Continuing Dr. Mahmoud said that these care givers must take a break. Come back more relaxed to look after their children. As therapists we know life style changes, holiday and break are good for self-care. They have no dedicated time. People working on the front line have no time for their self-care. They should have a dedicated time to look after their own mental and physical health. Work load should be equally distributed among all members of the healthcare team. Some people do good work in difficult situations. Paediatric oncology is a very difficult field to work in. You must know your personality and how best you can take care. He further stated that the role of spirituality is very important in self-care. It is getting popular and getting more importance. It also offers a great advantage to Muslim therapists. He also talked about stress reduction techniques. Drugs will benefit therapists to reduce stress, he added.

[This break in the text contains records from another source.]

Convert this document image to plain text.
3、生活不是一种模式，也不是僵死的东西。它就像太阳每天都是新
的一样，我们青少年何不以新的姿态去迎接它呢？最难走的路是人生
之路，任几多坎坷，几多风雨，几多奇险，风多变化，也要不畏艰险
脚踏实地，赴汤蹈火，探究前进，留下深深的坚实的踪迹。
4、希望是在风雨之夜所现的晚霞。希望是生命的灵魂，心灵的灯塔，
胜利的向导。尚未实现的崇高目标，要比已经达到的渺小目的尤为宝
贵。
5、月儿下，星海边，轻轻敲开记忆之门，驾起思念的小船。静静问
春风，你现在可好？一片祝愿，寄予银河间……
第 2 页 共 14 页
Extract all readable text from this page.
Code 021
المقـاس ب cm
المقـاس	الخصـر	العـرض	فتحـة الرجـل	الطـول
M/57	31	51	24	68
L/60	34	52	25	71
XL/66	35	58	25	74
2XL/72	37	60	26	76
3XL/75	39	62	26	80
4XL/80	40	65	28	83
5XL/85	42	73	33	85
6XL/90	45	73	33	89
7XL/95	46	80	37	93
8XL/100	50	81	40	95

Dr. Mohammad Al Rawi from UK discussed care giving for patients with addiction. His presentation was based on a case history of a thirty years old female emotionally unstable. She was suffering from personality disorders, risky behaviour, indulged in over spending. She had huge debt spending family credit. In aging population family members have to take care of complex care tasks. It results in great cost to their own mental health. About 19% suffer from both mental and physical disabilities. Almost 49% of women who suffer are between 45-64 years of age. In one of the surveys about 30% rated their health as fair or poor while 49% had long standing health problems. Caring responsibility made them feel worried. About 32% said they feel depressed, suffer from stress and tension. He also talked about social and cultural factors and highlighted the importance of Carer’s Support for Groups training and counseling. Carer’s assessment is also important, he remarked.


In his concluding remarks Prof. Naim Siddiqui said that clozapine was indiscriminately used in developing countries. Dr. Mohammad Omer has highlighted the importance of giving time for our self-care. Spiritual bondage is important. One should relax. Dr. Mohammad has given us an insight in UK practice of care giving. In Pakistan it is the family members who take care of such people while it is the professionals who take care of such patients in the West. Prof. Azizur Rehman Yusufzai said that we must take care of our sick old parents. It is good and Swab. Home based care is important. He suggested Prof. Waqar Azeem to provide the copies of the Qatar National Action Plan for Autism so that we in Pakistan can also benefit from it. It is said that behind every successful man there is a women but I would add that behind every successful women, there is a man and we have seen it during this conference, he remarked.